Quickly wrapping up, J Berd is part of a music-meets-visual arts segue to a very neat monthlong show beginning Saturday, which happens to be Free Comic Book Day.
Bold Lines: Comic Art Show at Brainstorm Comics at 54 E. Patrick St. will feature the original artwork by some of the edgier artists in around Frederick as they present their modern take on iconic (and left field) comic book characters. J Berd isn’t the only musician who will participate.
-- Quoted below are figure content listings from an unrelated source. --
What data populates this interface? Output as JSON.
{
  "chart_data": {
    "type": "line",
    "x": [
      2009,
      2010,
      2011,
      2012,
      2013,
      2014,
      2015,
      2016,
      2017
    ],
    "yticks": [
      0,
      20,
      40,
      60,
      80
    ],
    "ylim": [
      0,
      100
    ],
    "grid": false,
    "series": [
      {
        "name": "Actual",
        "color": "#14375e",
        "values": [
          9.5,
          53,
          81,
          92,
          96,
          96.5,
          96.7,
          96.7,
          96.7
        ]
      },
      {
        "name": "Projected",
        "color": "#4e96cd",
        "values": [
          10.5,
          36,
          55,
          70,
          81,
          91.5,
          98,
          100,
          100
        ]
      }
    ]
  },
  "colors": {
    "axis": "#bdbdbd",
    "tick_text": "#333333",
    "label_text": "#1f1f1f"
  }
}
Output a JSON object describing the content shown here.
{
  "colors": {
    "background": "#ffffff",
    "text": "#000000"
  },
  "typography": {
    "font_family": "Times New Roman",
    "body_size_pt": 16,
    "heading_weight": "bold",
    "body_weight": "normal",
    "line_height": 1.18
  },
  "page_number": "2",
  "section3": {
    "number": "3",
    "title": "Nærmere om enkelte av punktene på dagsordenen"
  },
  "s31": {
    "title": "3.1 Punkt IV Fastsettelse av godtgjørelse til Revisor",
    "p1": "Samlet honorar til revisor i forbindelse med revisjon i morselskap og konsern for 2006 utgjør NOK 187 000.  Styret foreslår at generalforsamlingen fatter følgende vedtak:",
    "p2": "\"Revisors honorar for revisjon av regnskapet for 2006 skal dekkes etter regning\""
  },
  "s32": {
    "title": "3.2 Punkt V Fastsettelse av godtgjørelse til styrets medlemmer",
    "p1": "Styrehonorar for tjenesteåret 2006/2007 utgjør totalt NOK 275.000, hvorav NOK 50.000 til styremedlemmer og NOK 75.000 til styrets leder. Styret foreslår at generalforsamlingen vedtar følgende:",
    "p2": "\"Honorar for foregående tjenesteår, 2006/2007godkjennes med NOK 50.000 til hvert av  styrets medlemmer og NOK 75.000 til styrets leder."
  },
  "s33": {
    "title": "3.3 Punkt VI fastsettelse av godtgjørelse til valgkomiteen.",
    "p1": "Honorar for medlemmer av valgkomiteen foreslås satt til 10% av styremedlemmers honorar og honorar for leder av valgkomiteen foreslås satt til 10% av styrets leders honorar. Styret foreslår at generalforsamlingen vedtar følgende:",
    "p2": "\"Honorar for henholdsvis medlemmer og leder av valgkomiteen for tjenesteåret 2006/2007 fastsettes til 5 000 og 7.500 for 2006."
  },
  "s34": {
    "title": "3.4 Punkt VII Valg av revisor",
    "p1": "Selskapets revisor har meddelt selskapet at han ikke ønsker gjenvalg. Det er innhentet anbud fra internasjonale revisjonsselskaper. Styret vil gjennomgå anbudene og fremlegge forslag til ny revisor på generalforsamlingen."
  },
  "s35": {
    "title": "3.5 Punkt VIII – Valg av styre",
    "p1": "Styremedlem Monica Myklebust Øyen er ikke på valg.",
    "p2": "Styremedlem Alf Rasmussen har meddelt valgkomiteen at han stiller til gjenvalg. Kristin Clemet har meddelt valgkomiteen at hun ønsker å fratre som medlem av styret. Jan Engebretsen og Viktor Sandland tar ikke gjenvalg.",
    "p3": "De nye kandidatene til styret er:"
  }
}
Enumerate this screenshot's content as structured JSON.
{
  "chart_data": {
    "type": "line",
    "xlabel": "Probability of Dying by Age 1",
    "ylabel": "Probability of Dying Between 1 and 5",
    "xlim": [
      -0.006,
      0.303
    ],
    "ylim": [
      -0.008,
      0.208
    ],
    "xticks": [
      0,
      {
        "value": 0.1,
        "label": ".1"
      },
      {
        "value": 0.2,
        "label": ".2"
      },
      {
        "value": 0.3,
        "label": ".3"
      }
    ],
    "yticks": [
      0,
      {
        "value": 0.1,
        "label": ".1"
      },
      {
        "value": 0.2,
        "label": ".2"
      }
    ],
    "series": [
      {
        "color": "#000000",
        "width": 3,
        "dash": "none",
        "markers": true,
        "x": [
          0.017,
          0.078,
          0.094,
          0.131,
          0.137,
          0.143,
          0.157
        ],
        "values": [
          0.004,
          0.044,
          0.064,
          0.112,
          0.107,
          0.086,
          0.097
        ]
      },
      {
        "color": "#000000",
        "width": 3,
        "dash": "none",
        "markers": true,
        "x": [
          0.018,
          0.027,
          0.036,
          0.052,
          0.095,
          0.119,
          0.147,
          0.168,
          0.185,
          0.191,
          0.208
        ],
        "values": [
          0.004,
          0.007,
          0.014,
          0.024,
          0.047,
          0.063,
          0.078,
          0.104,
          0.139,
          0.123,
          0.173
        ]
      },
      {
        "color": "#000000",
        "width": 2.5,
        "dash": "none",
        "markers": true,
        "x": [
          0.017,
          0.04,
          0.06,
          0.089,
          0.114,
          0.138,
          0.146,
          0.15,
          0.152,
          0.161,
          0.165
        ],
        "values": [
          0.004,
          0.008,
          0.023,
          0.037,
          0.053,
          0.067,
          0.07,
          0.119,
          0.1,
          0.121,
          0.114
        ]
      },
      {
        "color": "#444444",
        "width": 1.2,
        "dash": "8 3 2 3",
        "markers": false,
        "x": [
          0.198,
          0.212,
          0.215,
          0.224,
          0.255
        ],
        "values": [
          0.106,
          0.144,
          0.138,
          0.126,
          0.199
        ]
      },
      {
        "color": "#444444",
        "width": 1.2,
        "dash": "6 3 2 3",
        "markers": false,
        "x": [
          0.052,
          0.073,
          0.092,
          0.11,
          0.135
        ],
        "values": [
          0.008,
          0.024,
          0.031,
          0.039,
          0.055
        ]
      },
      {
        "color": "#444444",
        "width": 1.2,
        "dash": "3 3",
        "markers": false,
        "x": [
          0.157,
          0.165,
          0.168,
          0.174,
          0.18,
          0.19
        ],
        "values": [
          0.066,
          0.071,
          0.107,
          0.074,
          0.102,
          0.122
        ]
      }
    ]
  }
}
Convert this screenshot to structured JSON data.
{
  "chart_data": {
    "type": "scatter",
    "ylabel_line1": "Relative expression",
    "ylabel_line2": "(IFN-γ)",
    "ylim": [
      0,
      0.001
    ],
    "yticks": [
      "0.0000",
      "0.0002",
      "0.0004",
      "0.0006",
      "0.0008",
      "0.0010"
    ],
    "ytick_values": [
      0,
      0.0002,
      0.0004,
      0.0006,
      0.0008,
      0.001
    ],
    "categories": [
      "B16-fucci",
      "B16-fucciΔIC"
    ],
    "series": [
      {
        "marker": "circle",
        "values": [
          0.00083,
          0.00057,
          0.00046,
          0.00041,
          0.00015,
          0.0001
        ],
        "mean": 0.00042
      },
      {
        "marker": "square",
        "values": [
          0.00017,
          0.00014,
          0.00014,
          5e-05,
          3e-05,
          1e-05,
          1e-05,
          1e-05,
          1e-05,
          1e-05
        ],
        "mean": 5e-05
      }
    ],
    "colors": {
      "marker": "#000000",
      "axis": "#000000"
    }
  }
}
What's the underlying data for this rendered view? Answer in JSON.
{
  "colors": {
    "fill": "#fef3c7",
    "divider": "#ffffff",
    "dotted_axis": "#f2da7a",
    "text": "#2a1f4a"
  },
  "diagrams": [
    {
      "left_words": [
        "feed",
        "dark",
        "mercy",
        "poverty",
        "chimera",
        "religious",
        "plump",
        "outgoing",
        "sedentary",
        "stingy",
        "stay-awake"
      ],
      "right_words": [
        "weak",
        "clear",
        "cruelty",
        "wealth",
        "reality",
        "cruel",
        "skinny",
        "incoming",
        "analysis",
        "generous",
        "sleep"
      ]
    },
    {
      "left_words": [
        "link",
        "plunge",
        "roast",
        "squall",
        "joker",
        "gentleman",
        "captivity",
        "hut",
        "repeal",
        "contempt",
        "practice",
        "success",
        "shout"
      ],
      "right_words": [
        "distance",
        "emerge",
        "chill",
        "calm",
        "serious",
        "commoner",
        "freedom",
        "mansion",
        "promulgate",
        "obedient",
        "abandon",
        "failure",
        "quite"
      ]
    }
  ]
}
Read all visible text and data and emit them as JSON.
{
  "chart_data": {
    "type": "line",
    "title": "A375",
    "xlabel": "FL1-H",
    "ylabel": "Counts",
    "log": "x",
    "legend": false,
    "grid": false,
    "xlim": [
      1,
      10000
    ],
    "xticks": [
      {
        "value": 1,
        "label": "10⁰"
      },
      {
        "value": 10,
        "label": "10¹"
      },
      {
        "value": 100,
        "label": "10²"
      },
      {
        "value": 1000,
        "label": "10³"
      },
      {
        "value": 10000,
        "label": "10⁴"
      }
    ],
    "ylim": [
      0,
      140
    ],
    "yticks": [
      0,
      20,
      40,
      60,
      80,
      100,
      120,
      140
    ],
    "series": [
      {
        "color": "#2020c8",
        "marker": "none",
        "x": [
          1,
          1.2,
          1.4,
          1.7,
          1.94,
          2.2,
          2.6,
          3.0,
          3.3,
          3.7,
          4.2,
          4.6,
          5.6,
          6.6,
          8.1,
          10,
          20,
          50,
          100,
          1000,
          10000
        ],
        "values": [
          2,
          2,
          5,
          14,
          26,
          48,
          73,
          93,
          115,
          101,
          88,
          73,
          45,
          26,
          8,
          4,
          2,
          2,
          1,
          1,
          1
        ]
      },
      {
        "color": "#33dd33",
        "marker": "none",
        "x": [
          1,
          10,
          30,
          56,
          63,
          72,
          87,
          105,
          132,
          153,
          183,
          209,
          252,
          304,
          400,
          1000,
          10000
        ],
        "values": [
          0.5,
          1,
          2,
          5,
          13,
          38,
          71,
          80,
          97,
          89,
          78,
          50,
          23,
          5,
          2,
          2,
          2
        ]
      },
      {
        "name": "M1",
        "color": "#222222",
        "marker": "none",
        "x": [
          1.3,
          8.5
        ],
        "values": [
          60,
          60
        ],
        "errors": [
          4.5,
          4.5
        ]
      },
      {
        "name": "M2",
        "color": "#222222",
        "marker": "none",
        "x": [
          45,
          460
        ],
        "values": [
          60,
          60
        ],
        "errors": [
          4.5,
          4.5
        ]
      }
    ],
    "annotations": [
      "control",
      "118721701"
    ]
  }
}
Also part of the show will be Goodloe Byron (who fronts the band The Ten Thousand), Ashli Cheshire (who fronts Cheshi), Ben Jardeleza (who is the guitar player for Crooked Hills), Jake Warrenfeltz (Crooks & Crows), Stephen Blickenstaff (you know him from his iconic Cramps album cover), John Detrich (“Subversive” underground punk music zine art) and Bernard Rollins (he’s not in a band, but some of his brilliant hip-hop mashup artwork has been in collaboration with MF Doom, Action Bronson and more).
A number of the bands associated with these musicians/visual artists are playing down the street on Saturday as part of the Frederick Friends Fest at the Eagles Club, a benefit show in honor of Colleen Morin. Lastly, daMood, who will headline that event, just released a new EP titled “Shot a Honey.” Check that out on your favorite streaming platform of choice.